Total Knee Replacement

Total knee replacement, also called total knee arthroplasty, is a surgical procedure in which the worn out or damaged surfaces of the knee joint are removed and resurfaced with meatl and plastic components.

What is Arthritis?

The knee is made up of the femur (thighbone), the tibia (shinbone), and patella (kneecap). The surfaces of all these bones are covered in articular cartilage which serves as a cushion and helps absorb shock during motion. The menisci - the soft cartilage between the femur and tibia – also serve as further ‘protection’ for the joint surfaces. With time (age) or following significant knee injuries this articular cartilage can thin and ultimately expose the bone surfaces. This process is “arthritis” and it can lead to extreme pain and difficulty in performing daily activities In addition, the bones become thicker around the edges of the joint and may form bony “spurs”. These factors can cause pain and restricted range of motion in the joint. Osteoarthritis is a type of arthritis. The knee joint is composed of 3 ‘compartments’ – the medial (inner), the lateral (outer) and the patella-femoral (knee cap) – and if at least 2 of these are involved with significant osteoarthritis a total knee replacement is the recommended operation.

Causes of Osteoarthritis

The exact cause of osteoarthritis is still being established but there are several factors that are commonly associated with the onset of arthritis:

  • Injury or trauma (fractures) to the joint
  • Fractures at the knee joint
  • Increased body weight
  • Repetitive overuse
  • Joint infection
  • Inflammation of the joint
  • Connective tissue disorders

Diagnosis of Osteoarthritis

Your doctor will diagnose osteoarthritis based on the medical history, physical examination, and X-rays.

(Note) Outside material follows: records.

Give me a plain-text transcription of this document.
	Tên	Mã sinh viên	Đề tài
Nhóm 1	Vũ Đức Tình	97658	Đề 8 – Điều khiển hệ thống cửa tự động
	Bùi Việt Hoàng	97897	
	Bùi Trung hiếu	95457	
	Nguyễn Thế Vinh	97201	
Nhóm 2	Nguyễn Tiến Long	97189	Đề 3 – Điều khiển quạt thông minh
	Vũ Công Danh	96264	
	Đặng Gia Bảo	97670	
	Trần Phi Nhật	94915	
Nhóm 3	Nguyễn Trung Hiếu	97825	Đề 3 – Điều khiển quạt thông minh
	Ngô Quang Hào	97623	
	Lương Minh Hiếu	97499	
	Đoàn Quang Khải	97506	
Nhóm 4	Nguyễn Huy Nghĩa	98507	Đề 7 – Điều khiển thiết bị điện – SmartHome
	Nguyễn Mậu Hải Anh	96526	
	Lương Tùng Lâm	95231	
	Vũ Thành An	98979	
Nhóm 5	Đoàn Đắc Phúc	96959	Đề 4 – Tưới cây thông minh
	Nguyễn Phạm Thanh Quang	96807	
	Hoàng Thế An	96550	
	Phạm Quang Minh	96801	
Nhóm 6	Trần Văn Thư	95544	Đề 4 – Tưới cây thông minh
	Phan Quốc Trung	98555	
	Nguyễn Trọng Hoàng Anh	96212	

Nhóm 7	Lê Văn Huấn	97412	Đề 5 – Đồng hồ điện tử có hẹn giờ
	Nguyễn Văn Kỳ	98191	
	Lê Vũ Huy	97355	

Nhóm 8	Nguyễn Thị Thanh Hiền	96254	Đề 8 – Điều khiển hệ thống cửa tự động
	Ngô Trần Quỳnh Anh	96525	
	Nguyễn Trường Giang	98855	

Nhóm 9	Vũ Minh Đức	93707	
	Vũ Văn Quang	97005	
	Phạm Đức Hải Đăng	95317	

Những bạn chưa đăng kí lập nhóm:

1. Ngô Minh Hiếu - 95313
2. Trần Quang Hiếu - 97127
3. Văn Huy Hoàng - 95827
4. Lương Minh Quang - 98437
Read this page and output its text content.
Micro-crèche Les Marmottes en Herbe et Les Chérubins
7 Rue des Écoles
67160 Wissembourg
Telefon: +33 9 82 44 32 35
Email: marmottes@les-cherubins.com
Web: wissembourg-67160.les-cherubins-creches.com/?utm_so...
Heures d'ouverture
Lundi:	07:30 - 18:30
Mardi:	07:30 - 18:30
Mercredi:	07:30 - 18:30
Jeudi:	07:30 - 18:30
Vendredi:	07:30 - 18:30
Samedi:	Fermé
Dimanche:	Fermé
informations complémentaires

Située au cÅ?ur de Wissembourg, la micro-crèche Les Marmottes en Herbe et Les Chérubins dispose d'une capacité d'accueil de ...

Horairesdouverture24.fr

X-rays typically show a narrowing of the joint space in the arthritic knee.

What is Total Knee Replacement?

Total knee replacement, also called total knee arthroplasty, is a surgical procedure in which the worn out or damaged surfaces of the knee joint are removed and replaced with artificial parts.

Indications for Total Knee Replacement

Total knee replacement surgery is commonly indicated for severe osteoarthritis of the knee which doesn’t respond to non-operative treatments such as weight loss or strengthening.

Osteoarthritis is the most common form of knee arthritis.

Your doctor may advise total knee replacement if you have:

  • Severe knee pain which limits your daily activities (such as walking, getting up from a chair or climbing stairs).
  • Moderate to severe pain that occurs during rest or awakens you at night.
  • Chronic knee inflammation and swelling that is not relieved with rest or medications
  • Failure to obtain pain relief from medications, injections, physical therapy, or other conservative treatments.

Total Knee Replacement Procedure

The goal of total knee replacement surgery is to relieve pain and restore the alignment and function of your knee.

The surgery is performed under spinal or general anaesthesia. Your surgeon will make an incision in the skin over the affected knee to expose the knee joint. Then, the damaged portions of the femur bone are cut at appropriate angles using specialised jigs. The femoral component is attached to the end of the femur with bone cement.

The surgeon then cuts away the damaged area of the tibia (shinbone) and the cartilage. This removes the deformed part of the bone and any bony growths, as well as creates a smooth surface on which the implants can be attached. Next, the tibial component is secured to the end of the bone with bone cement.

Your surgeon will then place an appropriate sized plastic piece between the implants to provide a smooth gliding surface for movement. This plastic insert will support the body’s weight and allow the femur to move over the tibia, like the original articular cartilage.

The femur and the tibia with the new components are then put together to form the new knee joint.

To make sure the patella (kneecap) glides smoothly over the new artificial knee, its rear surface is also prepared to receive a plastic component.

With all the new components in place, the knee joint is tested through its range of motion. The entire joint is then irrigated and cleaned with a sterile solution. The incision is carefully closed and a sterile dressing is placed over the incision.

Postoperative Care Following Total Knee Replacement

Rehabilitation begins immediately following the surgery. A physical therapist will teach you specific exercises to strengthen your leg and restore knee movement and you will be able to walk with crutches or a walker. Your physical therapist will provide you with a home exercise program to strengthen thigh and calf muscles.

Risks and Complications of Total Knee Replacement

As with any major surgery, there are possible risks and complications associated with total knee replacement surgery which include:

  • Knee stiffness
  • Infection
  • Blood clots (deep vein thrombosis)
  • Nerve and blood vessel damage
  • Ligament injuries
  • Plastic liner wears out
  • Loosening of the implant

Click here for Total Knee Replacement - Procedure Information Booklet

If you find it difficult to perform simple activities such as walking or climbing stairs because of your severe arthritic knee pain, then total knee replacement may be an option for you. It is a safe and effective procedure to relieve pain, correct leg deformity, and help you resume your normal activities of daily living.